Shintaro Ishihara turned to politics and became a transport minister, before eventually leaving consensus politics. He was re-elected Tokyo governor in 2003 and enjoys public approval ratings topping 60 percent.
He has often appeared high on the list of potential prime ministers. But under Japan's political system, winning the top prize could be difficult as he is an independent, having given up his parliamentary seat as a member of Koizumi's Liberal Democratic Party in 1995.
There have been persistent rumors that he may form a new party by drawing conservative politicians from both the ruling and opposition camps.
While Koizumi has annoyed China and South Korea, he has pursued warm relations with Japan's closest ally, the US -- an idea strenuously opposed by Ishihara.

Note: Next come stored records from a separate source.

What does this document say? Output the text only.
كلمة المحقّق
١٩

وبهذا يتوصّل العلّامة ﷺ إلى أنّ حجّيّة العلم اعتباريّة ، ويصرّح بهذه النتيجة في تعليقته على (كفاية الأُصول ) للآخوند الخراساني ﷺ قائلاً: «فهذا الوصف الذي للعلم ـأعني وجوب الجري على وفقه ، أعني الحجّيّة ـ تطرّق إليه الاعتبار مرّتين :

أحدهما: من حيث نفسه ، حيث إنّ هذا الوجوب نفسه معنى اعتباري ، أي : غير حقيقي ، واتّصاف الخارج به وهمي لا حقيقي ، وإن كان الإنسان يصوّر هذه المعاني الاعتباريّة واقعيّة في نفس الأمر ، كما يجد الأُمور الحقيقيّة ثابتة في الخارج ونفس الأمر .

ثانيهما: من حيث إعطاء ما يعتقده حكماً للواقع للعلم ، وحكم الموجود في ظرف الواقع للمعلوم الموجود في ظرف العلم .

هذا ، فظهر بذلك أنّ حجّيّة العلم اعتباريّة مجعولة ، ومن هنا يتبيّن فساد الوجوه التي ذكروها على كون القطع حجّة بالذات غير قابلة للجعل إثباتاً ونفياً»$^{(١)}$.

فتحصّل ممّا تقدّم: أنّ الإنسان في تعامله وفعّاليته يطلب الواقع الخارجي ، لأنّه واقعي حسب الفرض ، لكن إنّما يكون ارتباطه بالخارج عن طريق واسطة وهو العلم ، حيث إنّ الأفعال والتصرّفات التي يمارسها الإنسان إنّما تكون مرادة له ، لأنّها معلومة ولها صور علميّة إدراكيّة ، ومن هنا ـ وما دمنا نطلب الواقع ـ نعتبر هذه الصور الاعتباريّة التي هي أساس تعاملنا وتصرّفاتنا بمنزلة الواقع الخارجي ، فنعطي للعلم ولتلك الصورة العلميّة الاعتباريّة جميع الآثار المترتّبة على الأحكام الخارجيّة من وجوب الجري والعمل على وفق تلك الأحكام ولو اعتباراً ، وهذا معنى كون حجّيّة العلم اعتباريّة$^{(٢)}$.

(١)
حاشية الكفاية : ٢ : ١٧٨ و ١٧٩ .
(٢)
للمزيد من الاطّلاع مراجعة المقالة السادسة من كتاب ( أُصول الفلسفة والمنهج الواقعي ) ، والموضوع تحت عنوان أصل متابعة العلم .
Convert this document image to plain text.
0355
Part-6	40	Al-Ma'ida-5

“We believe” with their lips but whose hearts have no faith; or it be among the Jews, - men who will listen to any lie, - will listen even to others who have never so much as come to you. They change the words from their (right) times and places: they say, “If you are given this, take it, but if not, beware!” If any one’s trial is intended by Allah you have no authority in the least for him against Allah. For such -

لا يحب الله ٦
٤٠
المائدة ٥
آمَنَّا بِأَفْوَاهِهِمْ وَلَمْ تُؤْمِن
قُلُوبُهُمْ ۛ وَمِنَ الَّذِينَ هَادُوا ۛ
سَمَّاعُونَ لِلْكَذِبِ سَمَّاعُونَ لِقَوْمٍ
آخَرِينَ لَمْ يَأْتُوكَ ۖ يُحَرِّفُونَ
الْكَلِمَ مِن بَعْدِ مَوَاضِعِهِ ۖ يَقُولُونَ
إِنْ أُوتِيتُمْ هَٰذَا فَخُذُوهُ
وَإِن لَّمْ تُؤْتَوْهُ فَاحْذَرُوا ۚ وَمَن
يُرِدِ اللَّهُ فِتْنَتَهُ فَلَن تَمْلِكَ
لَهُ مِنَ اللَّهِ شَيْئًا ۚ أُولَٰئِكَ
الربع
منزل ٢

Ishihara, who recalled disliking US troops during the occupation after World War II, has agitated Washington by demanding the joint use of a US airbase in Tokyo's suburbs by Japanese commercial airliners.
In The Japan That Can Say No, co-written with former Sony chairman Akio Morita at a time when Tokyo and Washington saw major trade friction, Ishihara said: "The reason why the United States bashes Japan is because they are bigots."
He has also annoyed China by championing Taiwan and Tibet. He has sought to revise Japan's pacifist constitution -- to the point of calling for war on North Korea to release Japanese nationals kidnapped by Pyongyang agents in the Cold War years.